Vehicles fueled by natural gas proposed
State lawmaker wants to ween government fleet off gasoline
As the nation works to wean itself off foreign oil, one Front Range state lawmaker wants Colorado to purchase vehicles that run off a fuel from the state’s backyard: natural gas.
Sen. Mike Kopp said his measure, Senate Bill 92, would require that Colorado, starting in 2010, buy vehicles for the state fleet that run on compressed natural gas if they are cost-effective compared with other types of vehicles.
Kopp, R-Littleton, said the bill builds on efforts at the state level to move beyond purely gasoline-driven vehicles to alternatives, such as hybrids and ethanol-powered cars.
“The great tie-in for us is natural gas is abundant here in Colorado,” Kopp said. “It almost certainly is going to be cheaper for us down the line, and it’s in our backyard.”
Richard Kolodziej, president of NGVAmerica, an organization advocating for the use of national natural gas vehicles, said Kopp’s mandate makes sense for governments with a large number of vehicles that travel long distances.
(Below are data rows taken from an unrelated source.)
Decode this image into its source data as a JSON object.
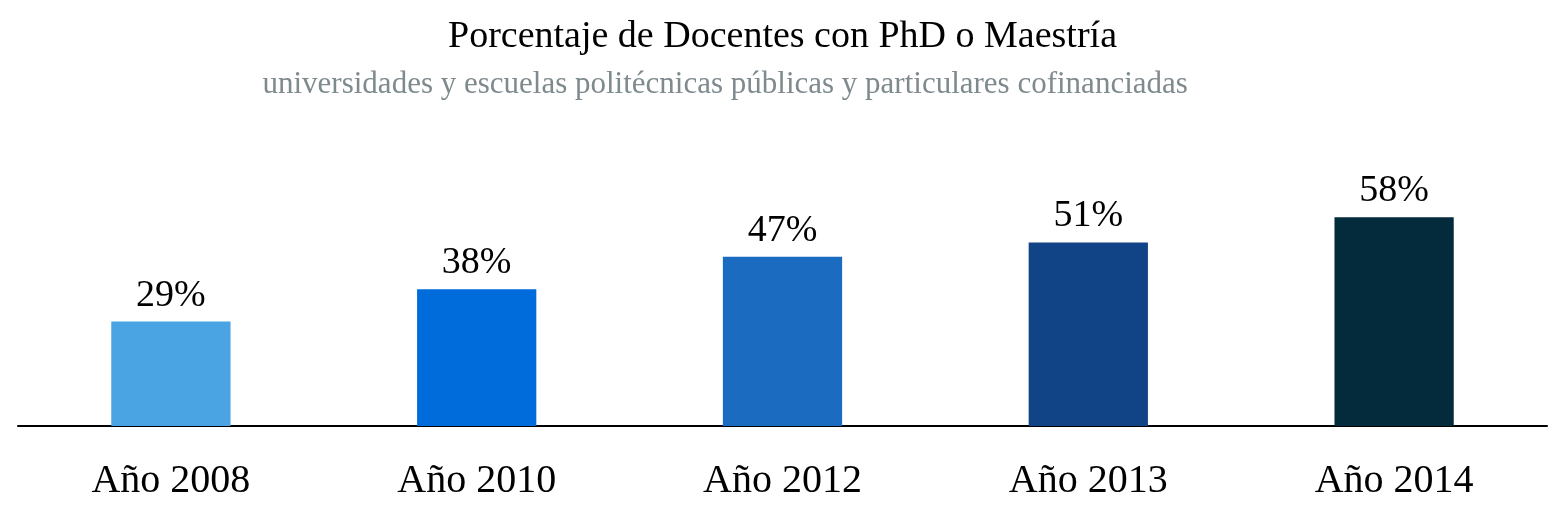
{
  "chart_data": {
    "type": "bar",
    "title": "Porcentaje de Docentes con PhD o Maestría",
    "subtitle": "universidades y escuelas politécnicas públicas y particulares cofinanciadas",
    "categories": [
      "Año 2008",
      "Año 2010",
      "Año 2012",
      "Año 2013",
      "Año 2014"
    ],
    "values": [
      29,
      38,
      47,
      51,
      58
    ],
    "colors": [
      "#4aa3e2",
      "#006cdc",
      "#1b6bc0",
      "#114486",
      "#032b3b"
    ],
    "value_labels": [
      "29%",
      "38%",
      "47%",
      "51%",
      "58%"
    ]
  }
}
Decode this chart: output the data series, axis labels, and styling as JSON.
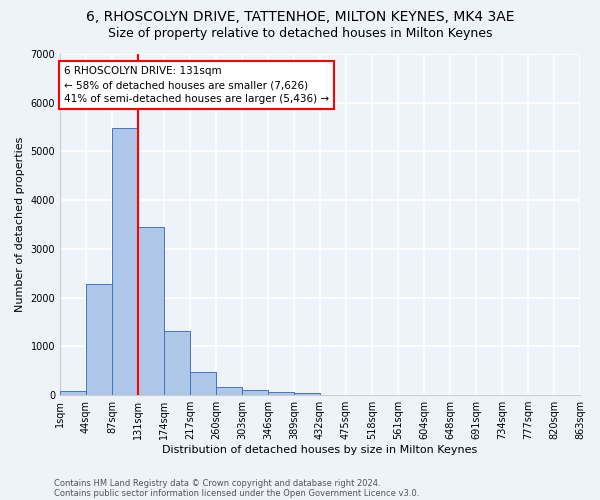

Kolodziej said between commodity prices and a federal excise tax credit, natural gas is
about $1 cheaper per gallon than gasoline.
Those savings, he said, are magnified when vehicles are driven many miles. A lack of natural gas fueling stations also makes government use more economical.
“Government can afford putting in stations themselves,” Kolodziej said.
Kopp is not the first Colorado leader to advocate for natural-gas-fueled vehicles.
Dan Robinson, a Democratic candidate for the Mesa County Commission last year, said he would like to see the county utilize vehicles that run on compressed natural gas.
Neither the city of Grand Junction nor Mesa County, including Grand Valley Transit, operates vehicles that run on natural gas.
Julie Postlethwait, spokeswoman for the Department of Personnel and Administration, which oversees the state’s vehicle fleet, said her agency has not taken a position on Kopp’s bill. The department, she said, has two natural-gas-fueled vehicles.
Sen. Al White, R-Hayden, said that in addition to boosting Colorado’s natural gas industry, Kopp’s bill could spur consumer demand for natural gas vehicles.
“I think the more vehicles that run on it, the more likely we can get infrastructure developed at retail,” White said.
Rep. Steve King, R-Grand Junction, said Kopp’s bill is an “economically viable” way to rely less on gasoline and more on more abundant, domestic resources. Kopp’s bill will go before the Senate Transportation Committee later this year.